Accompagnée de son attaché de presse, elle s'arrête devant chaque bouquet, effleure, respire, nomme d'une voix habitée : « Orchids... » On a du mal à imaginer que la femme éthérée qui glisse ainsi le long des marches, cette parfaite « English rose » un peu surannée, qui laisse dans son sillage un parfum de « Boudoir », fut en son temps une engagée-enragée du hard rock. On n'est pas à une contradiction près.
L'interview se déroule dans une infinie bienveillance, une infinie patience.
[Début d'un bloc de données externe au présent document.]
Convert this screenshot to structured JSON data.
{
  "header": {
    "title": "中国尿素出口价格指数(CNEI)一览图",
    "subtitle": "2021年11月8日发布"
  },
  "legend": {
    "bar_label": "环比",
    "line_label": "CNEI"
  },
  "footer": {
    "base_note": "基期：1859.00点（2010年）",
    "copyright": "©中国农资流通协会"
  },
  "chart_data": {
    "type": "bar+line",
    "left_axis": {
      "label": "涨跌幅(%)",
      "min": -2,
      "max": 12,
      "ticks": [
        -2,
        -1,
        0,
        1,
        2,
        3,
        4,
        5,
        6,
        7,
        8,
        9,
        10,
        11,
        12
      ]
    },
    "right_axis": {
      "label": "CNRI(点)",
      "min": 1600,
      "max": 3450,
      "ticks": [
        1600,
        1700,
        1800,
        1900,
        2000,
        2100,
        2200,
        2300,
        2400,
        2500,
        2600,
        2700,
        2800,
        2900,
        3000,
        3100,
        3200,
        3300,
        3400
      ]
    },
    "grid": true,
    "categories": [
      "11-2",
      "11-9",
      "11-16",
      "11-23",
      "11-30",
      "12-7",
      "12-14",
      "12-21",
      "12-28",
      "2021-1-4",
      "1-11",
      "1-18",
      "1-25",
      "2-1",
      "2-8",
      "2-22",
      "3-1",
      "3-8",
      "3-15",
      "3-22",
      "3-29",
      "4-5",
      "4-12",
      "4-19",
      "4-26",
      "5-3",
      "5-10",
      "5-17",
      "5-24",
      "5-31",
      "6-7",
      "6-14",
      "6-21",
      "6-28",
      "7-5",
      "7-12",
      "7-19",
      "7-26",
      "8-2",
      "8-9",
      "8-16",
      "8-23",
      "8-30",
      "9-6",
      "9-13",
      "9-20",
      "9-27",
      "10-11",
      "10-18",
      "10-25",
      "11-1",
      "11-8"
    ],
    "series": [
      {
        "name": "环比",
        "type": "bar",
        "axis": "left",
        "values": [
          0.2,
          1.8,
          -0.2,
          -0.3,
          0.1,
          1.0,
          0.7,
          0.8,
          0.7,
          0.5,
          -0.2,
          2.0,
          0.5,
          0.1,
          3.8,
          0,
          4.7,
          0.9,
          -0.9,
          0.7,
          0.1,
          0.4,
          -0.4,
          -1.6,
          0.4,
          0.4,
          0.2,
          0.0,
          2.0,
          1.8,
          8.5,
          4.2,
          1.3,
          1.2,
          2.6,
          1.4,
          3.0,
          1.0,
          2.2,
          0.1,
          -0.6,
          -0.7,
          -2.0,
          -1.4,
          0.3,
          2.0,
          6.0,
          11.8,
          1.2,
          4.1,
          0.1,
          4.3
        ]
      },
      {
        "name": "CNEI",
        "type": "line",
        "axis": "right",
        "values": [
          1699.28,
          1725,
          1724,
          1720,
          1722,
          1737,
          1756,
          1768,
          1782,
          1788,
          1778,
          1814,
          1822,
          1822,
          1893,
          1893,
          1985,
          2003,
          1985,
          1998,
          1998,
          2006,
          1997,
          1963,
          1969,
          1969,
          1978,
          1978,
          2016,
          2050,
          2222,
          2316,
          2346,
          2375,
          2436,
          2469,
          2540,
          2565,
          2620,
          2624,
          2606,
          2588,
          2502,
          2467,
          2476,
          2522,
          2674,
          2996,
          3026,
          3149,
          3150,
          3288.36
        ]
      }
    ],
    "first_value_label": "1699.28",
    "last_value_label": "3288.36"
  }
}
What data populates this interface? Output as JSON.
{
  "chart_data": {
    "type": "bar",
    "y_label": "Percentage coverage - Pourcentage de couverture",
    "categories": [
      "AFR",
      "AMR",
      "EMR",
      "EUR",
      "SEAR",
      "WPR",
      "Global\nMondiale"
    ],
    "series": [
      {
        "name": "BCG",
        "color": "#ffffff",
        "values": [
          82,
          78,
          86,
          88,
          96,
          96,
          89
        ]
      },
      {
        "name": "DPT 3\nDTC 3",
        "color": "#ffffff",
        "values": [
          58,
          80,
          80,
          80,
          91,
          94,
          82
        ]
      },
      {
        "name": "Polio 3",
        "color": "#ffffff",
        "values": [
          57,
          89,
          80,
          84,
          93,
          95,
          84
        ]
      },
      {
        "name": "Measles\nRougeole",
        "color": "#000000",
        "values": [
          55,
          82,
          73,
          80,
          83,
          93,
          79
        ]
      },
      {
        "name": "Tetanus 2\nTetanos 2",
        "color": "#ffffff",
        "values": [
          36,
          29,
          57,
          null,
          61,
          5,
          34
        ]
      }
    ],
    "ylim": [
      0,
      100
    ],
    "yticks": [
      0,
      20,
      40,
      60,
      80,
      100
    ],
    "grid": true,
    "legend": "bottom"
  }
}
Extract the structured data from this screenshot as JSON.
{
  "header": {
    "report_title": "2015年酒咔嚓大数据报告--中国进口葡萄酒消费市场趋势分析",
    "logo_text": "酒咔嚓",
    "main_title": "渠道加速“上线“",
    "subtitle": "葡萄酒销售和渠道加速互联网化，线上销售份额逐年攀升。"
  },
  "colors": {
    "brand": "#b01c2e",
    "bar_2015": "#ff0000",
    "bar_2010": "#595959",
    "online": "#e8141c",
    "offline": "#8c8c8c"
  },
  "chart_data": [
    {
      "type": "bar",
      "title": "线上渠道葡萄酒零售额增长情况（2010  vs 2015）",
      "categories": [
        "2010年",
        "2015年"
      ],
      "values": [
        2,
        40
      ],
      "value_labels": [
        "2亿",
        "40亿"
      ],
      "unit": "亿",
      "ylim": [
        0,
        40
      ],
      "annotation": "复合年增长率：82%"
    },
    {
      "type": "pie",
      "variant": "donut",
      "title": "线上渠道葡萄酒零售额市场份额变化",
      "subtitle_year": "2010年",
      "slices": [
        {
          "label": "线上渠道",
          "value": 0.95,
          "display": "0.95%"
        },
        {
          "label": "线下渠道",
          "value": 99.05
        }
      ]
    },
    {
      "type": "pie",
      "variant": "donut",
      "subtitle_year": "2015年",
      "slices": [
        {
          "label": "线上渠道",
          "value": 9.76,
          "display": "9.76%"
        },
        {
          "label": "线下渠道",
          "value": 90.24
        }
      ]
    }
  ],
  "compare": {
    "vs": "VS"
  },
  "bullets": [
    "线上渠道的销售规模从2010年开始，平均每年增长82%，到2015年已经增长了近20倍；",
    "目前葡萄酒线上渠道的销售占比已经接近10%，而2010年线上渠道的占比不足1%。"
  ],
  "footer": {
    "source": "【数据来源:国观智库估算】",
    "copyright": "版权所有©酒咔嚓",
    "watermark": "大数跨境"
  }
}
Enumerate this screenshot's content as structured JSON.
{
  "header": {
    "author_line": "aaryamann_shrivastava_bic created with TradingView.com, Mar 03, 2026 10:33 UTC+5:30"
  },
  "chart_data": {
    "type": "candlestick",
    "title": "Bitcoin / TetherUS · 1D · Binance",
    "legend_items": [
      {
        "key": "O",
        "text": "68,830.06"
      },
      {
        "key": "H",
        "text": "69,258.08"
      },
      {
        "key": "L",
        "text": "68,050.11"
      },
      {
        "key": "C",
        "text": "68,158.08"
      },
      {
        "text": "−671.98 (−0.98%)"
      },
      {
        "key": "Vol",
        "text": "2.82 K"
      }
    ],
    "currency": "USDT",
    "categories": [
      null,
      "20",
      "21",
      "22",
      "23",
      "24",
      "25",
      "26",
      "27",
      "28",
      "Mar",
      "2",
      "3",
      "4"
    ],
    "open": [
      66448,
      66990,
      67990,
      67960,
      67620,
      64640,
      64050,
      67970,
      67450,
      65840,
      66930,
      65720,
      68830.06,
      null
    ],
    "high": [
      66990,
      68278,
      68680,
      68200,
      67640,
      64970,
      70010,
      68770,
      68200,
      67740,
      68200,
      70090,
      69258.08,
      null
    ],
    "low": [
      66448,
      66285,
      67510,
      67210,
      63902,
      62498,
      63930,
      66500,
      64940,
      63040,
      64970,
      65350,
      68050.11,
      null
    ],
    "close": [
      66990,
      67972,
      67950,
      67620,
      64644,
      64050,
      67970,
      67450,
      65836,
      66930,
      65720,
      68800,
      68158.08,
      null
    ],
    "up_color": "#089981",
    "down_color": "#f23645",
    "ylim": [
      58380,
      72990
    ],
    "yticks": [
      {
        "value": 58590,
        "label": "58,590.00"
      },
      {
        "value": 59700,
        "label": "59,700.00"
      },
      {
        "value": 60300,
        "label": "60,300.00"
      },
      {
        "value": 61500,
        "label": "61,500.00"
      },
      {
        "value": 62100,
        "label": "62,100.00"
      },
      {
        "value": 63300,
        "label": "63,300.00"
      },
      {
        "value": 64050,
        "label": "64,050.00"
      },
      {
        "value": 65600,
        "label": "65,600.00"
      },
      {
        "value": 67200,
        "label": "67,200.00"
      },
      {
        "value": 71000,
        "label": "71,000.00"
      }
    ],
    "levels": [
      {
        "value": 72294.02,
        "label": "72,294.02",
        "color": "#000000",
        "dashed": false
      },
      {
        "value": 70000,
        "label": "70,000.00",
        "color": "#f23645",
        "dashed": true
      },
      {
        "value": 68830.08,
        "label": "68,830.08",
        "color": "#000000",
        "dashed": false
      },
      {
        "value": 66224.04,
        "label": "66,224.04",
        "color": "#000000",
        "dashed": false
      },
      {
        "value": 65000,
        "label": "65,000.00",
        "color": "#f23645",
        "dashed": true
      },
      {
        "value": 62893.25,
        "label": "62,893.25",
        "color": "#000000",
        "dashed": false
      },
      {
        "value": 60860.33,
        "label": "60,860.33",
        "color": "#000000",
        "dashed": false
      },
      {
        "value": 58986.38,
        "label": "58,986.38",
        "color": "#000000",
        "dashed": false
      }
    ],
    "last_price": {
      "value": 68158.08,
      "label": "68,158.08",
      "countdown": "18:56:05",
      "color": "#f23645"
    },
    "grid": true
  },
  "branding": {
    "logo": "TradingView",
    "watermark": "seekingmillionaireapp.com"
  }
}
Impression qu'on a la vie devant soi pour dénouer ce mystère entre distinction et provocation, classe et trash, luxe et économie de moyens. « Je suis résolument antireligieuse », déclare d'emblée celle dont l'enfance fut pétrie de calvinisme. « Je ne connais rien à cette région du monde. Tout ce que je peux dire, c'est qu'il est révoltant que les gens se fassent du mal au nom d'une religion et que les Américains profitent du moindre conflit pour étendre leur pouvoir. » Pourquoi alors avoir choisi une croix en guise de logo ? « J'avais créé un pull sur lequel étaient cousus tous les emblèmes du Royaume-Uni, y compris l'orbe royal surmonté d'une croix. Je crois que l'histoire et la tradition sont les sources mêmes où doit puiser la modernité. Mon directeur de marque a trouvé excellente l'idée d'utiliser l'orbe comme logo : l'orbe Vivienne Westwood est entouré d'anneaux, comme ceux d'un satellite, ce qui le rend futuriste. Pour moi, la croix est un symbole sexuel. » S'ensuit une passionnante leçon sur la culture, les musées, l'histoire comme source d'inspiration.
La muse de la mode londonienne, chef de file d'une école qui a produit entre autres Alexander McQueen, nommée par la reine d'Angleterre officier du Royaume, explique que le vêtement est un moyen de changer le monde. « Le style punk est venu à un moment où nous étions sous l'effet morbide de la guerre du Vietnam alors qu'il se remettait à peine de la Seconde Guerre mondiale. Les jeunes n'y pouvaient rien, mais ils pouvaient montrer à travers leur façon de s'habiller qu'ils n'étaient pas d'accord. En modifiant ainsi le paysage, en choquant l'establishment, ils véhiculaient une philosophie et exprimaient leur refus. »
Comment s'habillera-t-on dans dix ans ? Le regard de Dame Vivienne fixe un point au-delà de l'espace-temps. « On vous ment sur la croissance. Il n'y aura plus de croissance. Nous revenons à la nature et aux saisons. Dans dix ans, ce sera le retour au « do it yourself ». Aujourd'hui, on tricote à qui mieux mieux, mais cela prend du temps. Dans quelques années, on nouera des tissus entre eux, ont déchirera, on recomposera ce qui existe, on sera plus inventif. Il n'y a pas de mal à porter le même vêtement le plus longtemps possible. Je porte moi-même cette robe depuis cinq ans (en effet, elle est souvent photographiée dans ladite robe). On privilégiera la qualité à la quantité, et la création individuelle au prêt-à-porter. »
« Visitez des musées, apprenez le nom des arbres, la forme de leurs feuilles », conseille Vivienne Westwood à une jeune assistante, qui fixe ses petites créoles où se balance un minuscule moineau en or. On se sépare sur ce message énigmatique. Elle se lève, dessine un charming sourire sur son visage diaphane qui affiche avec bonheur un âge respectable. Elle se glisse hors de la pièce, légère comme une idée portée par un riff de basse.